The robust preclinical and human data above directly led to the initiation of GAMES-RP (Clinicaltrials.gov identifier: NCT01794182), a randomized, multi-center prospective, double-blind phase IIb trial in patients with a severe anterior circulation ischemic stroke who are likely to develop malignant edema. The study population consists of subjects with a clinical diagnosis of acute stroke with a baseline DWI lesion volume of 82–300 cm3, age 18–80 years, and time of symptom onset to start of drug infusion of ≤ 10 hours. The primary objectives are to demonstrate the safety and efficacy of RP-1127 compared to placebo in patients with a severe anterior circulation ischemic stroke.
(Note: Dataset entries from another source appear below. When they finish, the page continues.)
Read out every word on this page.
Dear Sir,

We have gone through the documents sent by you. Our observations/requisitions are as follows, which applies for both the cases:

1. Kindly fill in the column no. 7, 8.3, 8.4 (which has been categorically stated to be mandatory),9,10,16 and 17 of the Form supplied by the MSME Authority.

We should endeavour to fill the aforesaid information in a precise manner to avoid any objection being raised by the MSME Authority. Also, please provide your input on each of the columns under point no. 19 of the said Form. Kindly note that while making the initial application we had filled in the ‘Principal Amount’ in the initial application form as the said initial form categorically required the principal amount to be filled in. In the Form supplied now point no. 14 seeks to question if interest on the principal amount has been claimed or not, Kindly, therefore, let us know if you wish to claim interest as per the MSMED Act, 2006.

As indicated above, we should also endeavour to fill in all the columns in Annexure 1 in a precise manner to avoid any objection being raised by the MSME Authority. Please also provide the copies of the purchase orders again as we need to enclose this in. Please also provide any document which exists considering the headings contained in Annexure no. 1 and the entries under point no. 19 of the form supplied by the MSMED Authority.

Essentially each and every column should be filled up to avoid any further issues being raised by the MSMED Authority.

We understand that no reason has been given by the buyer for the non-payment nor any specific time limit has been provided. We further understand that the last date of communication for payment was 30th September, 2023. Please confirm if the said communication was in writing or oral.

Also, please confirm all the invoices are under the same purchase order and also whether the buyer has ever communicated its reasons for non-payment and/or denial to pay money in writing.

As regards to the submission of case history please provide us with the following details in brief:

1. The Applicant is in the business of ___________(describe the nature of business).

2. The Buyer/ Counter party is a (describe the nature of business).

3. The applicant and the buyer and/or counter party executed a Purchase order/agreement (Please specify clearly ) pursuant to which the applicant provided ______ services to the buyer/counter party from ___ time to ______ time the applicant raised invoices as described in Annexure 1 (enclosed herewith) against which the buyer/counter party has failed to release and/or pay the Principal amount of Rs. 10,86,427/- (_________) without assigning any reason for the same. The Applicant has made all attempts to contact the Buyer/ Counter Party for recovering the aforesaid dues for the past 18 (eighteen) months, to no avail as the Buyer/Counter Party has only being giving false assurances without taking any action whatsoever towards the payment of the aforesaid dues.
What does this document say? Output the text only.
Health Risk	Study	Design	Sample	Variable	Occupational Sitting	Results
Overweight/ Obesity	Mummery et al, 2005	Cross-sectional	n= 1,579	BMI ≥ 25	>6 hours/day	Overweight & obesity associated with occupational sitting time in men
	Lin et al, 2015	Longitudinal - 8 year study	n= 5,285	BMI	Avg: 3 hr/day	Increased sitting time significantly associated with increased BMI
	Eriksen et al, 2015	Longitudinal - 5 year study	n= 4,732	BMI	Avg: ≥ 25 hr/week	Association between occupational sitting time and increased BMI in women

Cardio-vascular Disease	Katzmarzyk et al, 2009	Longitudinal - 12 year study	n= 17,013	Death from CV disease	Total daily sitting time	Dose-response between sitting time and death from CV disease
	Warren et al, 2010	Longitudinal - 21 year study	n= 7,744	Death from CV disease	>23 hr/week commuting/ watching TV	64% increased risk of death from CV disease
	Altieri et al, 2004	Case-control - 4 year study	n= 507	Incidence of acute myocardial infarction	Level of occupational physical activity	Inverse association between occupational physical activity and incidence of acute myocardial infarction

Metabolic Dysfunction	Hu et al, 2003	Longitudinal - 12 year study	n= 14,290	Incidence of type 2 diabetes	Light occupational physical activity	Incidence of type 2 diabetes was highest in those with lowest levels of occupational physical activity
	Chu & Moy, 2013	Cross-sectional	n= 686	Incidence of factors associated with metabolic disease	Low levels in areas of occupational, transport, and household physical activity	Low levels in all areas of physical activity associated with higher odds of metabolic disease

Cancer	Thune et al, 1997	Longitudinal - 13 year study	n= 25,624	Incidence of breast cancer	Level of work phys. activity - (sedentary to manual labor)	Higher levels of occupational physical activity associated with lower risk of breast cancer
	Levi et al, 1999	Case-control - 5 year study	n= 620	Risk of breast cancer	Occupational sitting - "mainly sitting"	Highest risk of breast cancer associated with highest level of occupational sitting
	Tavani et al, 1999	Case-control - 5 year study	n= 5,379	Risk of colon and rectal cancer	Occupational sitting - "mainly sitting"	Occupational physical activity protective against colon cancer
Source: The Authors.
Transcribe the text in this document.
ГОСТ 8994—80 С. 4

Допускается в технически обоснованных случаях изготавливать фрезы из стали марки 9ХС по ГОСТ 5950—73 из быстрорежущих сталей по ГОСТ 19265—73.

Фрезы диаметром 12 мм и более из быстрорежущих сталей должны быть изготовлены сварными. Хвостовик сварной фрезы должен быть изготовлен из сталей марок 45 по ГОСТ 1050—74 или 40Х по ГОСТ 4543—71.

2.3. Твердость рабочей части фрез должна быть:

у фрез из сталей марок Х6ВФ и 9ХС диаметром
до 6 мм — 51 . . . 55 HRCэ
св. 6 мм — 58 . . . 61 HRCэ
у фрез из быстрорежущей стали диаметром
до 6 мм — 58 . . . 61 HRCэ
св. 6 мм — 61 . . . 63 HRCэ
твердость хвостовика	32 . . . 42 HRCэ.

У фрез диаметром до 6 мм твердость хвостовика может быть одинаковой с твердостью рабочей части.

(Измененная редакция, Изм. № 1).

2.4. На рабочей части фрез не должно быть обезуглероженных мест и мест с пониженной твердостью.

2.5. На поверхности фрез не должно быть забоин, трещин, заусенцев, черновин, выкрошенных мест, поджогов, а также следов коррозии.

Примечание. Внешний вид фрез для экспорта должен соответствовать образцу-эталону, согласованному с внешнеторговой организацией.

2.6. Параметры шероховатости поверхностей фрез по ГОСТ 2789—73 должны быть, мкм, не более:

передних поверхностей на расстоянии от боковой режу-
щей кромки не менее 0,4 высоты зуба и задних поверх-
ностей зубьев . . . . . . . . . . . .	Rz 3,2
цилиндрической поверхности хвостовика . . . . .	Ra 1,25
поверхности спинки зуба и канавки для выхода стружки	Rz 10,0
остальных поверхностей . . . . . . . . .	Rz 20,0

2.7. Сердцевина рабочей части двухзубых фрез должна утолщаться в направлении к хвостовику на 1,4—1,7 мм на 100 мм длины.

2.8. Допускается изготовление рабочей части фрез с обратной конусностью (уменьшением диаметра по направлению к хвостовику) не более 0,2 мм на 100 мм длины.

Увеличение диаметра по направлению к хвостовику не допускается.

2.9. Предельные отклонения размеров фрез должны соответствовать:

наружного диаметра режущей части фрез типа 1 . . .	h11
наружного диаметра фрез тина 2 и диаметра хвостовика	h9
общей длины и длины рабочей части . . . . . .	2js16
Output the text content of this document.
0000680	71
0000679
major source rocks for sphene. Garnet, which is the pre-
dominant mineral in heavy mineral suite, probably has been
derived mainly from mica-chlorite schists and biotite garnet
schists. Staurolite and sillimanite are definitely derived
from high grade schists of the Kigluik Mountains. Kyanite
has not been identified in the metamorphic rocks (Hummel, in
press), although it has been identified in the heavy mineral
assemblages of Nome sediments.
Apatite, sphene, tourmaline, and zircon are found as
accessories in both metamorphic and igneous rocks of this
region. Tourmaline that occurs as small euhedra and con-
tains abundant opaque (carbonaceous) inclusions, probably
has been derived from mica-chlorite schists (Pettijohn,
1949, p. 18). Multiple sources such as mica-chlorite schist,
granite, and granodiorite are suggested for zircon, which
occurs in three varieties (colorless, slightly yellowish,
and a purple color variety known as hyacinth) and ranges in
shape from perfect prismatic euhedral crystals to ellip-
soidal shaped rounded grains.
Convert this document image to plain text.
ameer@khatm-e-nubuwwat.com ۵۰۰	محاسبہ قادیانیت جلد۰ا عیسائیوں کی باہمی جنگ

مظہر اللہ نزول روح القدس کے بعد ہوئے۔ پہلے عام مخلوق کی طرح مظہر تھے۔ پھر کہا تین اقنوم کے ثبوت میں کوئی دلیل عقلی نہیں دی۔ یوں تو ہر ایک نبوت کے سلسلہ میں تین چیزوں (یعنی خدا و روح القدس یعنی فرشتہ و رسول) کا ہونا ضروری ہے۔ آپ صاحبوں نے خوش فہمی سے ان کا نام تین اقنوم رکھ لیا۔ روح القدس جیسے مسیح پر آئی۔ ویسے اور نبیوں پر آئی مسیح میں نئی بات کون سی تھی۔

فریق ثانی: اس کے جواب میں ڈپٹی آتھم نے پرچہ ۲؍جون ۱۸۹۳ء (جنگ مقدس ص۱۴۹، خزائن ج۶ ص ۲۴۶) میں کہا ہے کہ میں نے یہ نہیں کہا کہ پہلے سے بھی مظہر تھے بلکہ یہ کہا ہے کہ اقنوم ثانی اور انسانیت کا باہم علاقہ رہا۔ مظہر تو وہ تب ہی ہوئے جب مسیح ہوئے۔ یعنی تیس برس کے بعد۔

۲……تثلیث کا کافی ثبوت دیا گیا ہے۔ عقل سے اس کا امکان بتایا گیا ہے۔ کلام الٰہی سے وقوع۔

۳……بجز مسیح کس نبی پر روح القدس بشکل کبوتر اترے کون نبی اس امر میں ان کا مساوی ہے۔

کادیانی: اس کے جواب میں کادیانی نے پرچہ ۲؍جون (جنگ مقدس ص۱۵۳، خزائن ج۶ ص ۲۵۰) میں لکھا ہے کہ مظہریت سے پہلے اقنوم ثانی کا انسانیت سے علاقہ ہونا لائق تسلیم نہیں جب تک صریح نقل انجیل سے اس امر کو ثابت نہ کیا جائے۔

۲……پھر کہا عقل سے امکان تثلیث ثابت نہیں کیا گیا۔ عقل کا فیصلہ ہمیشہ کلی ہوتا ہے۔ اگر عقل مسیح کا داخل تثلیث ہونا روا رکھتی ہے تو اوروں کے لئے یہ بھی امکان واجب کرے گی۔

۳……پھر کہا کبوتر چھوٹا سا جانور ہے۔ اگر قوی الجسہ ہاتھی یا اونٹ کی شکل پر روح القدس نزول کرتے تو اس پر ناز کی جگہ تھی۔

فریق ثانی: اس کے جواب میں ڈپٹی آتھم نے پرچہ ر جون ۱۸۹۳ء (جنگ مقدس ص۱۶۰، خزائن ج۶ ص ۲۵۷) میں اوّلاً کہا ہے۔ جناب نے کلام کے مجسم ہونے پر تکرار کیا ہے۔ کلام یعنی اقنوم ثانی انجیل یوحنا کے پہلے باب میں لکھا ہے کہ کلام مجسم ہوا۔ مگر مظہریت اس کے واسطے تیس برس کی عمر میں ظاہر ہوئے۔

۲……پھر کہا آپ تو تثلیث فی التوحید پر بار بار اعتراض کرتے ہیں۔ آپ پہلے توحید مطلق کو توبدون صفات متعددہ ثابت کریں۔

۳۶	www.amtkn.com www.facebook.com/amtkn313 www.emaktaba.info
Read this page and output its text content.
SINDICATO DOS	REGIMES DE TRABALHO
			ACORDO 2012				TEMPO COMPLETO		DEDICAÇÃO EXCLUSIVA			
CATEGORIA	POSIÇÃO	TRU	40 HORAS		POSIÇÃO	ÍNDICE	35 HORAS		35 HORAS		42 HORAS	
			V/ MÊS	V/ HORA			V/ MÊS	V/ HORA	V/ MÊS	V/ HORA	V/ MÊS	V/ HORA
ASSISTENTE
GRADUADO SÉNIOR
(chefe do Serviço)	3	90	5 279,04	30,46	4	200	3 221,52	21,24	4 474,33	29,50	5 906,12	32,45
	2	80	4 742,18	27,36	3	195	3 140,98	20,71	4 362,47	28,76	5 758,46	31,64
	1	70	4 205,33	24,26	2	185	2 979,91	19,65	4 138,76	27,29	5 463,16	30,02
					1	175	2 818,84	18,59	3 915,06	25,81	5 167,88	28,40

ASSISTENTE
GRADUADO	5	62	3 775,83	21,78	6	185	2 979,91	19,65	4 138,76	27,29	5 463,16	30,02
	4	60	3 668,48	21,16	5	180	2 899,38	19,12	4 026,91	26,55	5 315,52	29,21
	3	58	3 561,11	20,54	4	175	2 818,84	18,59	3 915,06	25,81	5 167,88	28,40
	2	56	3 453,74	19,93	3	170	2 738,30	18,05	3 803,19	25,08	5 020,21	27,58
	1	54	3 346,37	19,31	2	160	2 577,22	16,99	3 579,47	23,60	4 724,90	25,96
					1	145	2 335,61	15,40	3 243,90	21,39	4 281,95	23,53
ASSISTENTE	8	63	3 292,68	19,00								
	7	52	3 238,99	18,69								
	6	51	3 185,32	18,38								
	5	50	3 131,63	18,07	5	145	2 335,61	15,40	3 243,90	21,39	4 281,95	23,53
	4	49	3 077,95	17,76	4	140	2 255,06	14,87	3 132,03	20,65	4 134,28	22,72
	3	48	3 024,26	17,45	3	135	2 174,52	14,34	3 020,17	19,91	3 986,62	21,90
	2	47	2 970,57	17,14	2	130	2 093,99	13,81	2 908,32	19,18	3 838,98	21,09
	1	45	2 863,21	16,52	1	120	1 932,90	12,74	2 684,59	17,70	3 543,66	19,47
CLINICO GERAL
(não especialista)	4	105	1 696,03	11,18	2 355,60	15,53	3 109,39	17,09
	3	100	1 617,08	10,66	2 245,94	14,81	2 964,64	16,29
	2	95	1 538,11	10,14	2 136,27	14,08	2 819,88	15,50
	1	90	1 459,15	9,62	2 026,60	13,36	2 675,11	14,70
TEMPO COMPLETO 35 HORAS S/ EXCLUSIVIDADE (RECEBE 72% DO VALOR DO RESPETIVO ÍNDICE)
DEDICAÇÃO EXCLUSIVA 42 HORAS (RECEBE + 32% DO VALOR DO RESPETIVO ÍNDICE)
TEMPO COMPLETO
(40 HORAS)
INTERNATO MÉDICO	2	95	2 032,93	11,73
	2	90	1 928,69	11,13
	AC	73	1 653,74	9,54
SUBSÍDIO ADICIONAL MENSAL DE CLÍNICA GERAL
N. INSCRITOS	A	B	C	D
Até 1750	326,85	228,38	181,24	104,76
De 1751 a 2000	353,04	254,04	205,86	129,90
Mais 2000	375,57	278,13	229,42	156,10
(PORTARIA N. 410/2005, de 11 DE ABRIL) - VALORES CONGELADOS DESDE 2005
The primary efficacy objective will be addressed by comparing the proportion of RP-1127 and placebo-treated patients with a day 90 modified Rankin Scale score ≤ 4 without decompressive craniectomy. The primary safety objective will be measured by comparing the frequency of adverse and severe adverse events in RP-1127 and placebo treated patients. Subjects are randomized to either RP-1127 or placebo delivered as an IV bolus followed by an IV infusion for 72 hours using the same dosing regimen as in GAMES-Pilot. In addition to a baseline MRI, subjects will undergo a 72–96 hour follow up MRI, and serial clinical assessments through one year, aimed at assessing functional outcome, mood, and quality of life. The primary efficacy endpoint is at 90 days. A multi-disciplinary team established clinical standardization guidelines, largely based on the American Heart Association guidelines for the management of patients with severe stroke3,29,30. This standardization of emergency and intensive care aims to make uniform practices surrounding sedation, use of osmotherapy and sodium management, fluid and insulin administration, and selection of patients for decompressive craniectomy. As of September 23, 2014, 52 subjects across 17 US hospitals have been enrolled, meeting the projected enrollment targets.

Conclusion

The discovery that SUR-TRPM4 channel may have a crucial role in the development of swelling and hemorrhagic transformation has led to an ongoing effort to translate these findings into an innovative therapy for patients with stroke. RP-1127 has been extensively studied in preclinical rodent models of stroke. Recently, several independent lines of inquiry in human stroke now suggest that RP-1127 is a safe, effective neurovascular protectant. Successful translation of this therapy may result in effective prevention of brain swelling and improvement in the recovery of stroke patients.